Production of the precious metal will trail consumption by 545,000 ounces this year, Citigroup Inc. said in December. Newer and stricter regulations to curb emissions in gasoline vehicles have been forcing automakers to boost their purchases of palladium, fueling the surge in demand even amid a slowdown in car sales in China, Europe and the U.S.
In the of case of FCA, the new recall was prompted by a so-called in-use investigation by U.S. Environmental Protection Agency as well as testing done by the car company that was required by agency rules, the regulator said. FCA is recalling 862,500 units in the United States and another 103,000 in Canada.
The EPA routinely tests vehicles driven by consumers to ensure emissions remain within legal limits over time. Repairs required for FCA vehicles will include replacing components associated with the vehicles’ catalytic converter, a key part of a vehicle’s emissions-control system, the agency said.

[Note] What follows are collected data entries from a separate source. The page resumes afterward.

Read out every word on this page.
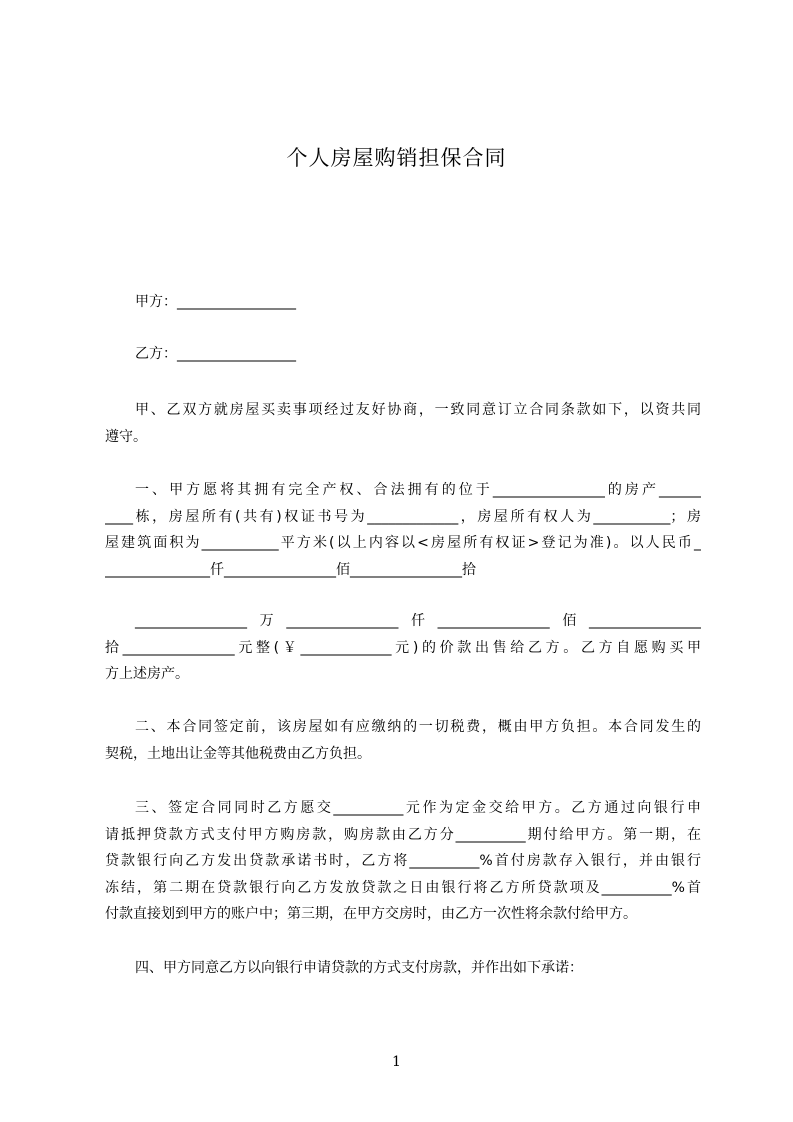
个人房屋购销担保合同
甲方：_________________
乙方：_________________
甲、乙双方就房屋买卖事项经过友好协商，一致同意订立合同条款如下，以资共同
遵守。
一、甲方愿将其拥有完全产权、合法拥有的位于________________的房产______
____栋，房屋所有(共有)权证书号为_____________，房屋所有权人为___________；房
屋建筑面积为___________平方米(以上内容以<房屋所有权证>登记为准)。以人民币_
_______________仟________________佰________________拾
________________万________________仟________________佰________________
拾________________元整(￥_____________元)的价款出售给乙方。乙方自愿购买甲
方上述房产。
二、本合同签定前，该房屋如有应缴纳的一切税费，概由甲方负担。本合同发生的
契税，土地出让金等其他税费由乙方负担。
三、签定合同同时乙方愿交__________元作为定金交给甲方。乙方通过向银行申
请抵押贷款方式支付甲方购房款，购房款由乙方分__________期付给甲方。第一期，在
贷款银行向乙方发出贷款承诺书时，乙方将__________%首付房款存入银行，并由银行
冻结，第二期在贷款银行向乙方发放贷款之日由银行将乙方所贷款项及__________%首
付款直接划到甲方的账户中；第三期，在甲方交房时，由乙方一次性将余款付给甲方。
四、甲方同意乙方以向银行申请贷款的方式支付房款，并作出如下承诺：
1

The EPA said the recall will be done in phases this year due to the large number of vehicles involved and the need to find supplies of catalytic converters. The recall is not safety related, which could leave some customers unmotivated to bring in their vehicles for the repair work.

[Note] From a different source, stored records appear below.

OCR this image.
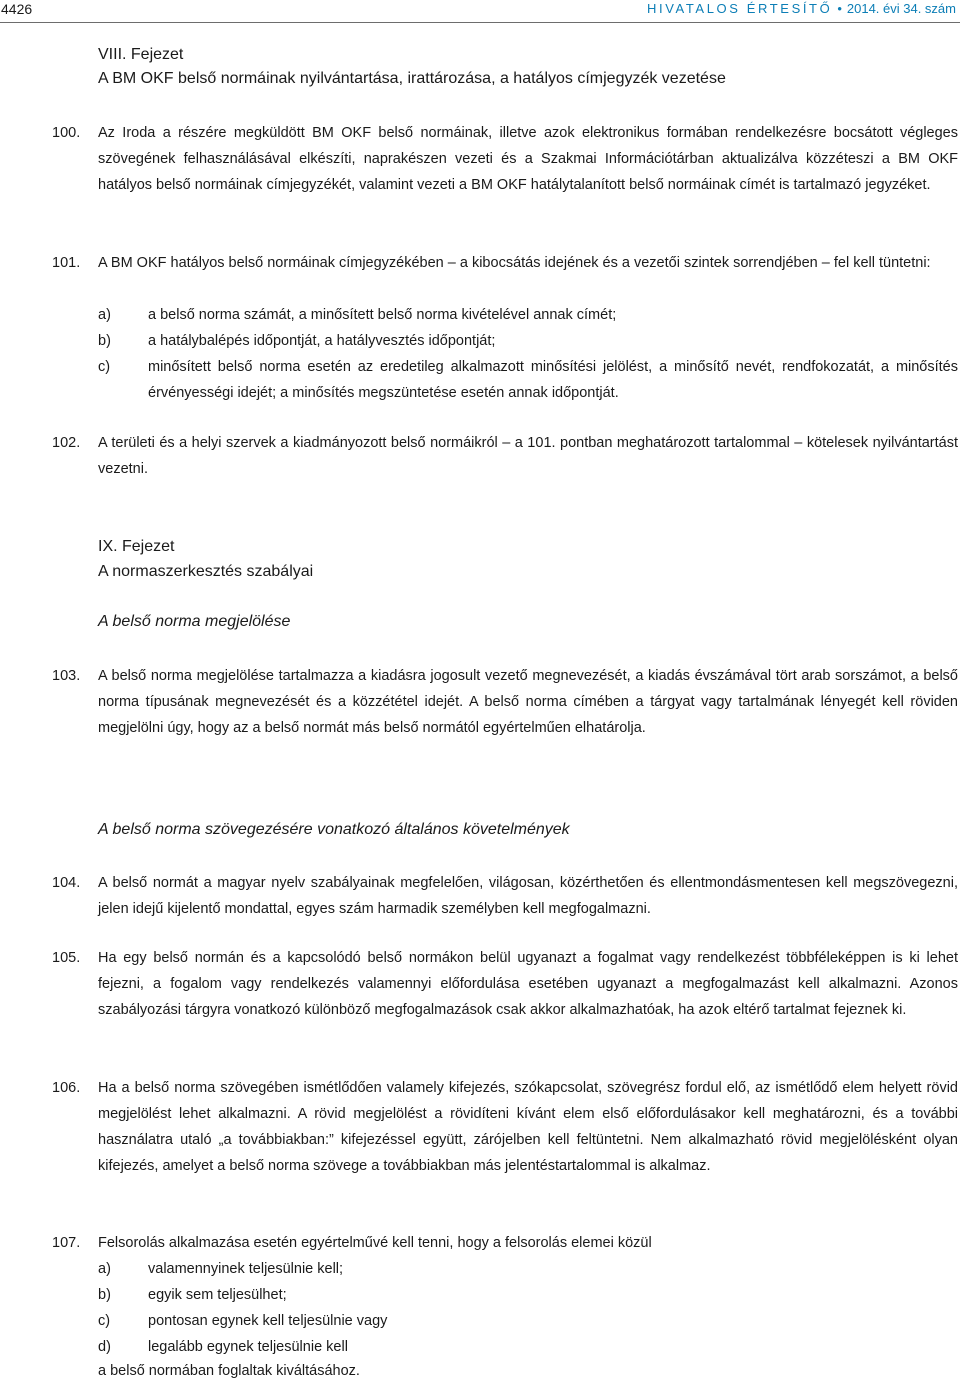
4426	HIVATALOS ÉRTESÍTŐ • 2014. évi 34. szám
VIII. Fejezet
A BM OKF belső normáinak nyilvántartása, irattározása, a hatályos címjegyzék vezetése
100. Az Iroda a részére megküldött BM OKF belső normáinak, illetve azok elektronikus formában rendelkezésre bocsátott végleges szövegének felhasználásával elkészíti, naprakészen vezeti és a Szakmai Információtárban aktualizálva közzéteszi a BM OKF hatályos belső normáinak címjegyzékét, valamint vezeti a BM OKF hatálytalanított belső normáinak címét is tartalmazó jegyzéket.
101. A BM OKF hatályos belső normáinak címjegyzékében – a kibocsátás idejének és a vezetői szintek sorrendjében – fel kell tüntetni:
a)	a belső norma számát, a minősített belső norma kivételével annak címét;
b)	a hatálybalépés időpontját, a hatályvesztés időpontját;
c)	minősített belső norma esetén az eredetileg alkalmazott minősítési jelölést, a minősítő nevét, rendfokozatát, a minősítés érvényességi idejét; a minősítés megszüntetése esetén annak időpontját.
102. A területi és a helyi szervek a kiadmányozott belső normáikról – a 101. pontban meghatározott tartalommal – kötelesek nyilvántartást vezetni.
IX. Fejezet
A normaszerkesztés szabályai
A belső norma megjelölése
103. A belső norma megjelölése tartalmazza a kiadásra jogosult vezető megnevezését, a kiadás évszámával tört arab sorszámot, a belső norma típusának megnevezését és a közzététel idejét. A belső norma címében a tárgyat vagy tartalmának lényegét kell röviden megjelölni úgy, hogy az a belső normát más belső normától egyértelműen elhatárolja.
A belső norma szövegezésére vonatkozó általános követelmények
104. A belső normát a magyar nyelv szabályainak megfelelően, világosan, közérthetően és ellentmondásmentesen kell megszövegezni, jelen idejű kijelentő mondattal, egyes szám harmadik személyben kell megfogalmazni.
105. Ha egy belső normán és a kapcsolódó belső normákon belül ugyanazt a fogalmat vagy rendelkezést többféleképpen is ki lehet fejezni, a fogalom vagy rendelkezés valamennyi előfordulása esetében ugyanazt a megfogalmazást kell alkalmazni. Azonos szabályozási tárgyra vonatkozó különböző megfogalmazások csak akkor alkalmazhatóak, ha azok eltérő tartalmat fejeznek ki.
106. Ha a belső norma szövegében ismétlődően valamely kifejezés, szókapcsolat, szövegrész fordul elő, az ismétlődő elem helyett rövid megjelölést lehet alkalmazni. A rövid megjelölést a rövidíteni kívánt elem első előfordulásakor kell meghatározni, és a további használatra utaló „a továbbiakban:” kifejezéssel együtt, zárójelben kell feltüntetni. Nem alkalmazható rövid megjelölésként olyan kifejezés, amelyet a belső norma szövege a továbbiakban más jelentéstartalommal is alkalmaz.
107. Felsorolás alkalmazása esetén egyértelművé kell tenni, hogy a felsorolás elemei közül
a)	valamennyinek teljesülnie kell;
b)	egyik sem teljesülhet;
c)	pontosan egynek kell teljesülnie vagy
d)	legalább egynek teljesülnie kell
a belső normában foglaltak kiváltásához.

About 70 percent of 110,000 ounces of precious metals needed to replace the catalytic converters will be palladium, Perez-Santalla said. While metal from the recalled cars will likely be recycled, helping ease tight supply, “it’s just going to take a few months for it to come back into the system,” he said.
“EPA will continue to investigate other FCA vehicles which are potentially non-compliant and may become the subject of future recalls,” the regulator said in its statement.
Palladium, which traded at $1,543.08 an ounce at 7:46 a.m. in the spot market Thursday in New York, could climb to $1,650 if FCA is able to quickly replace the catalytic converters, Peter Thomas, senior vice president at Chicago-based metals broker Zaner Group, said in a telephone interview.
“The demand could be impactful on this market, and if nothing else could hold these prices at these levels, which we haven’t had ever before,” Thomas said.
Automotive News contributed to this report.